Thursday, March 11, 2010

You Adam, Me Eve

Look at this picture; Adam and Eve, our first parents. Theirs is the most engrossing story in the Old Testament, for me anyway. Surely there is never as heart-stabbing a phrase as:

and the eyes of them both were opened, and they perceived themselves to be naked...

We've all had those moments, in a small way, but the human race has never had such an eye opening experience as the revelations about climate change. They didn't all come at once - to our timescale it seems like it's been a slow drip feed of bad news, but in what I might call Biblical time it's instant, calamitous, the blink of an eye. Suddenly, we the masters of nature perceive we are naked, not in control of anything, not knowing what we're doing, stupid children messing with stuff we shouldn't go near. And of course there is always the snake....the one who says 'it's only the natural cycle, the climate is always changing''. Are all our eyes open yet?

The revelation for Adam and Eve was that they had committed the sin, not that they were committing it. It was over. They couldn't go back to a time where there was no sin. Now they had to live in its consequences - miserably hard work, a threatening environment, a bitter marriage full of recriminations and then, the tragedy of their children in that terrible world.

See how beautifully the artist, Karoly Patko, has painted them - Adam so strong and Eve so beautiful. She is full of narcissistic confidence as she grasps the fruit. His pose is one of command but his hand hangs back, waiting for her to guide it - he is weak. I never can see a snake in this picture. Karoly Patko hasn't included one because for him it was all a human story, no outside agency. But the snake is there, in their sinuous poses, and their averted eyes.

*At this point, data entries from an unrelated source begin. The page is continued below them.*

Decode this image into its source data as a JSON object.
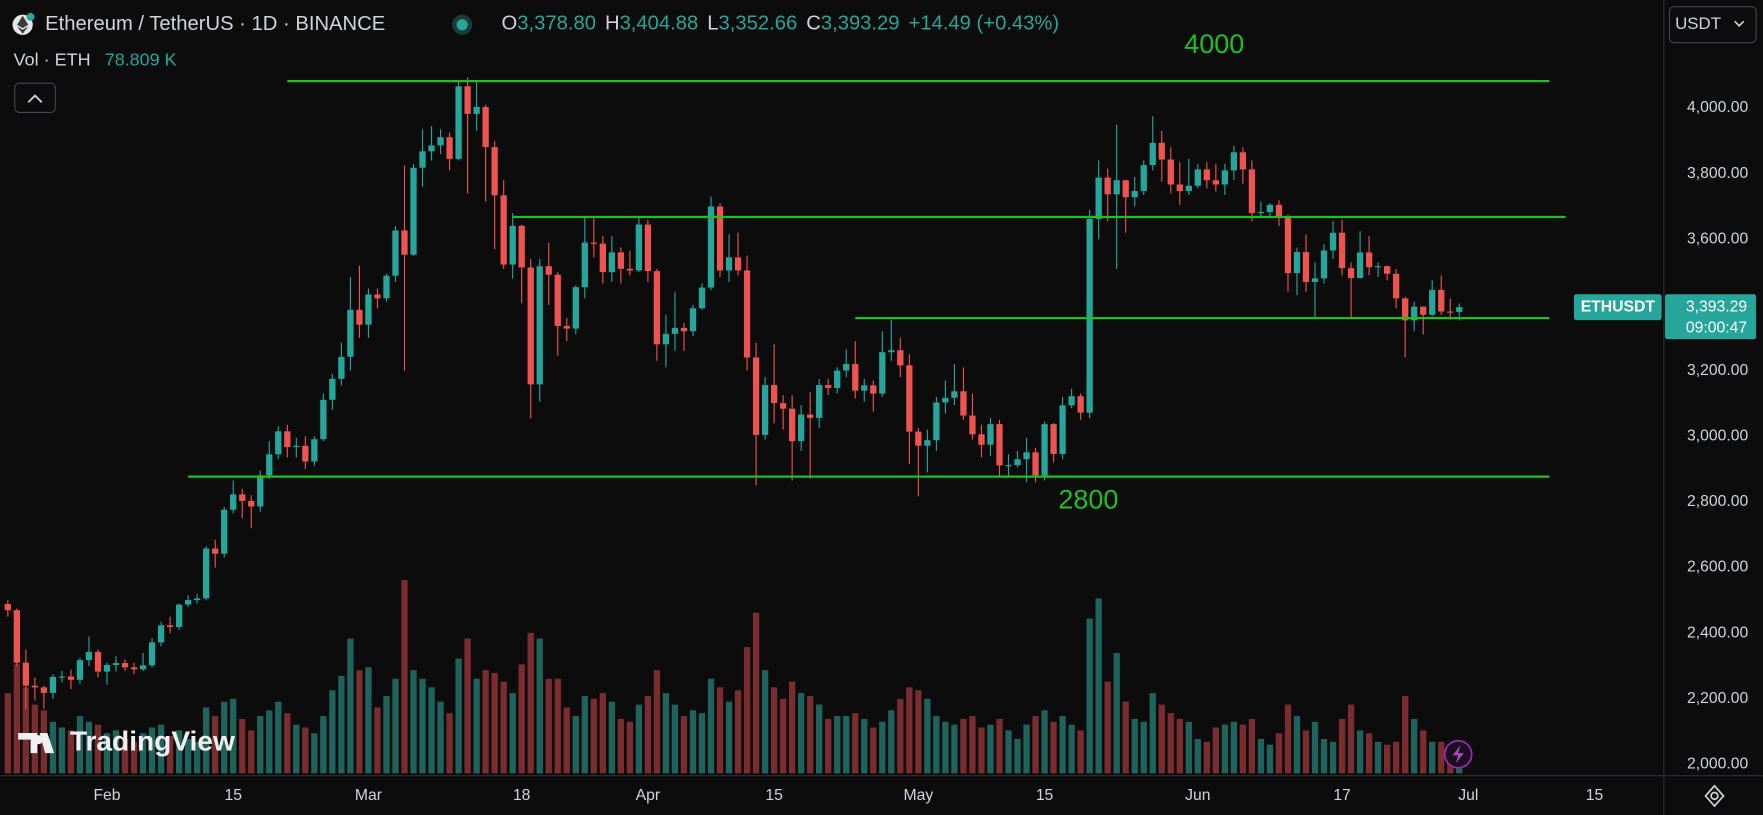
{
  "header": {
    "symbol": "Ethereum / TetherUS · 1D · BINANCE",
    "o_label": "O",
    "open": "3,378.80",
    "h_label": "H",
    "high": "3,404.88",
    "l_label": "L",
    "low": "3,352.66",
    "c_label": "C",
    "close": "3,393.29",
    "change": "+14.49 (+0.43%)",
    "volume_label": "Vol · ETH",
    "volume": "78.809 K",
    "currency": "USDT",
    "watermark": "TradingView"
  },
  "price_tag": {
    "symbol": "ETHUSDT",
    "price": "3,393.29",
    "countdown": "09:00:47"
  },
  "chart_data": {
    "type": "candlestick",
    "up_color": "#26a69a",
    "down_color": "#ef5350",
    "volume_up_color": "#1e645d",
    "volume_down_color": "#7a2c2f",
    "grid": false,
    "xlim": [
      -0.85,
      183.7
    ],
    "ylim": [
      1966,
      4329
    ],
    "xticks": [
      {
        "value": 11,
        "label": "Feb"
      },
      {
        "value": 25,
        "label": "15"
      },
      {
        "value": 40,
        "label": "Mar"
      },
      {
        "value": 57,
        "label": "18"
      },
      {
        "value": 71,
        "label": "Apr"
      },
      {
        "value": 85,
        "label": "15"
      },
      {
        "value": 101,
        "label": "May"
      },
      {
        "value": 115,
        "label": "15"
      },
      {
        "value": 132,
        "label": "Jun"
      },
      {
        "value": 148,
        "label": "17"
      },
      {
        "value": 162,
        "label": "Jul"
      },
      {
        "value": 176,
        "label": "15"
      }
    ],
    "yticks": [
      {
        "value": 2000,
        "label": "2,000.00"
      },
      {
        "value": 2200,
        "label": "2,200.00"
      },
      {
        "value": 2400,
        "label": "2,400.00"
      },
      {
        "value": 2600,
        "label": "2,600.00"
      },
      {
        "value": 2800,
        "label": "2,800.00"
      },
      {
        "value": 3000,
        "label": "3,000.00"
      },
      {
        "value": 3200,
        "label": "3,200.00"
      },
      {
        "value": 3400,
        "label": "3,400.00"
      },
      {
        "value": 3600,
        "label": "3,600.00"
      },
      {
        "value": 3800,
        "label": "3,800.00"
      },
      {
        "value": 4000,
        "label": "4,000.00"
      }
    ],
    "open": [
      2489,
      2470,
      2310,
      2240,
      2235,
      2218,
      2267,
      2268,
      2258,
      2318,
      2343,
      2283,
      2303,
      2309,
      2296,
      2290,
      2302,
      2372,
      2424,
      2419,
      2487,
      2501,
      2506,
      2658,
      2642,
      2776,
      2823,
      2803,
      2786,
      2881,
      2945,
      3015,
      2967,
      2971,
      2923,
      2991,
      3111,
      3175,
      3242,
      3385,
      3340,
      3432,
      3420,
      3489,
      3627,
      3553,
      3818,
      3868,
      3886,
      3911,
      3845,
      4066,
      3982,
      4003,
      3881,
      3734,
      3523,
      3641,
      3514,
      3158,
      3518,
      3492,
      3336,
      3328,
      3454,
      3590,
      3587,
      3500,
      3560,
      3510,
      3505,
      3645,
      3503,
      3280,
      3312,
      3330,
      3320,
      3390,
      3453,
      3700,
      3505,
      3545,
      3505,
      3240,
      3004,
      3156,
      3101,
      3084,
      2985,
      3066,
      3056,
      3156,
      3147,
      3200,
      3220,
      3139,
      3155,
      3130,
      3256,
      3262,
      3216,
      3014,
      2971,
      2988,
      3103,
      3117,
      3137,
      3063,
      3006,
      2974,
      3037,
      2911,
      2912,
      2930,
      2951,
      2881,
      3037,
      2946,
      3094,
      3122,
      3072,
      3662,
      3788,
      3737,
      3780,
      3728,
      3747,
      3826,
      3894,
      3843,
      3767,
      3747,
      3763,
      3813,
      3780,
      3767,
      3810,
      3865,
      3813,
      3680,
      3683,
      3705,
      3666,
      3497,
      3561,
      3470,
      3481,
      3566,
      3620,
      3512,
      3482,
      3560,
      3515,
      3518,
      3495,
      3420,
      3353,
      3395,
      3370,
      3446,
      3380,
      3378.8
    ],
    "high": [
      2500,
      2475,
      2350,
      2265,
      2240,
      2275,
      2285,
      2290,
      2325,
      2390,
      2350,
      2310,
      2330,
      2320,
      2310,
      2340,
      2385,
      2435,
      2450,
      2490,
      2515,
      2520,
      2665,
      2685,
      2785,
      2865,
      2840,
      2820,
      2895,
      2985,
      3030,
      3035,
      2995,
      3000,
      3000,
      3130,
      3190,
      3285,
      3485,
      3520,
      3450,
      3450,
      3495,
      3640,
      3825,
      3830,
      3935,
      3945,
      3935,
      3925,
      4086,
      4093,
      4080,
      4010,
      3900,
      3780,
      3680,
      3645,
      3540,
      3540,
      3590,
      3500,
      3360,
      3460,
      3670,
      3670,
      3610,
      3610,
      3575,
      3565,
      3665,
      3660,
      3510,
      3370,
      3440,
      3345,
      3400,
      3465,
      3730,
      3710,
      3615,
      3620,
      3550,
      3285,
      3180,
      3280,
      3125,
      3125,
      3095,
      3135,
      3175,
      3175,
      3210,
      3265,
      3290,
      3175,
      3170,
      3320,
      3355,
      3300,
      3250,
      3025,
      3020,
      3120,
      3170,
      3220,
      3210,
      3130,
      3035,
      3055,
      3050,
      2945,
      2955,
      2995,
      2965,
      3045,
      3040,
      3120,
      3145,
      3130,
      3690,
      3840,
      3815,
      3950,
      3780,
      3790,
      3840,
      3975,
      3930,
      3880,
      3835,
      3845,
      3830,
      3835,
      3830,
      3830,
      3885,
      3880,
      3840,
      3715,
      3710,
      3720,
      3675,
      3575,
      3615,
      3530,
      3585,
      3655,
      3660,
      3530,
      3625,
      3610,
      3530,
      3520,
      3510,
      3425,
      3410,
      3395,
      3475,
      3490,
      3420,
      3404.88
    ],
    "low": [
      2450,
      2300,
      2168,
      2195,
      2170,
      2200,
      2250,
      2230,
      2245,
      2300,
      2265,
      2243,
      2283,
      2285,
      2275,
      2285,
      2295,
      2360,
      2400,
      2410,
      2480,
      2490,
      2500,
      2600,
      2630,
      2765,
      2750,
      2720,
      2770,
      2870,
      2930,
      2935,
      2935,
      2900,
      2910,
      2985,
      3080,
      3155,
      3200,
      3300,
      3300,
      3390,
      3410,
      3470,
      3200,
      3550,
      3760,
      3840,
      3860,
      3810,
      3840,
      3740,
      3930,
      3715,
      3570,
      3510,
      3480,
      3405,
      3055,
      3105,
      3400,
      3245,
      3290,
      3310,
      3420,
      3545,
      3465,
      3470,
      3465,
      3490,
      3500,
      3470,
      3230,
      3210,
      3260,
      3260,
      3305,
      3385,
      3445,
      3485,
      3470,
      3490,
      3200,
      2850,
      2990,
      3040,
      3020,
      2865,
      2955,
      2870,
      3025,
      3125,
      3130,
      3180,
      3115,
      3105,
      3075,
      3120,
      3230,
      3180,
      2915,
      2817,
      2890,
      2955,
      3070,
      3095,
      3050,
      2990,
      2935,
      2940,
      2875,
      2880,
      2905,
      2860,
      2860,
      2865,
      2920,
      2930,
      3085,
      3050,
      3055,
      3600,
      3655,
      3510,
      3620,
      3700,
      3735,
      3810,
      3775,
      3740,
      3705,
      3735,
      3755,
      3755,
      3745,
      3735,
      3780,
      3770,
      3655,
      3670,
      3665,
      3640,
      3440,
      3430,
      3440,
      3360,
      3465,
      3540,
      3490,
      3360,
      3480,
      3490,
      3485,
      3475,
      3390,
      3240,
      3320,
      3310,
      3365,
      3370,
      3355,
      3352.66
    ],
    "close": [
      2470,
      2310,
      2240,
      2235,
      2218,
      2267,
      2268,
      2258,
      2318,
      2343,
      2283,
      2303,
      2309,
      2296,
      2290,
      2302,
      2372,
      2424,
      2419,
      2487,
      2501,
      2506,
      2658,
      2642,
      2776,
      2823,
      2803,
      2786,
      2881,
      2945,
      3015,
      2967,
      2971,
      2923,
      2991,
      3111,
      3175,
      3242,
      3385,
      3340,
      3432,
      3420,
      3489,
      3627,
      3553,
      3818,
      3868,
      3886,
      3911,
      3845,
      4066,
      3982,
      4003,
      3881,
      3734,
      3523,
      3641,
      3514,
      3158,
      3518,
      3492,
      3336,
      3328,
      3454,
      3590,
      3587,
      3500,
      3560,
      3510,
      3505,
      3645,
      3503,
      3280,
      3312,
      3330,
      3320,
      3390,
      3453,
      3700,
      3505,
      3545,
      3505,
      3240,
      3004,
      3156,
      3101,
      3084,
      2985,
      3066,
      3056,
      3156,
      3147,
      3200,
      3220,
      3139,
      3155,
      3130,
      3256,
      3262,
      3216,
      3014,
      2971,
      2988,
      3103,
      3117,
      3137,
      3063,
      3006,
      2974,
      3037,
      2911,
      2912,
      2930,
      2951,
      2881,
      3037,
      2946,
      3094,
      3122,
      3072,
      3662,
      3788,
      3737,
      3780,
      3728,
      3747,
      3826,
      3894,
      3843,
      3767,
      3747,
      3763,
      3813,
      3780,
      3767,
      3810,
      3865,
      3813,
      3680,
      3683,
      3705,
      3666,
      3497,
      3561,
      3470,
      3481,
      3566,
      3620,
      3512,
      3482,
      3560,
      3515,
      3518,
      3495,
      3420,
      3353,
      3395,
      3370,
      3446,
      3380,
      3378.8,
      3393.29
    ],
    "volume": [
      280,
      380,
      300,
      240,
      220,
      180,
      160,
      150,
      200,
      180,
      170,
      140,
      150,
      120,
      110,
      140,
      160,
      170,
      130,
      150,
      120,
      110,
      230,
      200,
      250,
      260,
      190,
      150,
      200,
      220,
      250,
      210,
      170,
      160,
      140,
      200,
      290,
      340,
      470,
      360,
      370,
      230,
      270,
      330,
      674,
      360,
      330,
      300,
      250,
      210,
      400,
      470,
      330,
      360,
      350,
      320,
      280,
      380,
      490,
      470,
      330,
      330,
      230,
      200,
      270,
      260,
      280,
      250,
      190,
      180,
      240,
      270,
      360,
      280,
      240,
      200,
      220,
      210,
      330,
      300,
      250,
      290,
      440,
      560,
      360,
      300,
      260,
      320,
      280,
      270,
      240,
      190,
      200,
      200,
      210,
      190,
      160,
      180,
      220,
      260,
      300,
      290,
      260,
      200,
      180,
      170,
      190,
      200,
      160,
      170,
      190,
      150,
      120,
      170,
      200,
      220,
      180,
      200,
      170,
      150,
      540,
      610,
      320,
      420,
      250,
      190,
      180,
      280,
      240,
      210,
      190,
      180,
      120,
      110,
      160,
      170,
      180,
      170,
      190,
      120,
      100,
      140,
      240,
      200,
      150,
      180,
      120,
      110,
      190,
      240,
      150,
      140,
      110,
      100,
      110,
      270,
      190,
      150,
      110,
      110,
      80,
      78.809
    ],
    "drawing_color": "#1fc01f",
    "drawings": [
      {
        "price": 4082,
        "from": 31,
        "to": 171,
        "label": "4000"
      },
      {
        "price": 3668,
        "from": 56,
        "to": 172.8
      },
      {
        "price": 3360,
        "from": 94,
        "to": 171
      },
      {
        "price": 2877,
        "from": 20,
        "to": 171,
        "label": "2800"
      }
    ]
  }
}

The tree of knowledge of good and evil - isn't it really the tree of definition of good and evil.? Nuclear power, for instance, that most people had put firmly on the 'evil' list, is now being edged back towards the 'good'. In the light of our present circumstances, let's redefine, they say. And the new plants are so much safer, it says. And if there's a problem it will be solved in the future by our children, it hisses.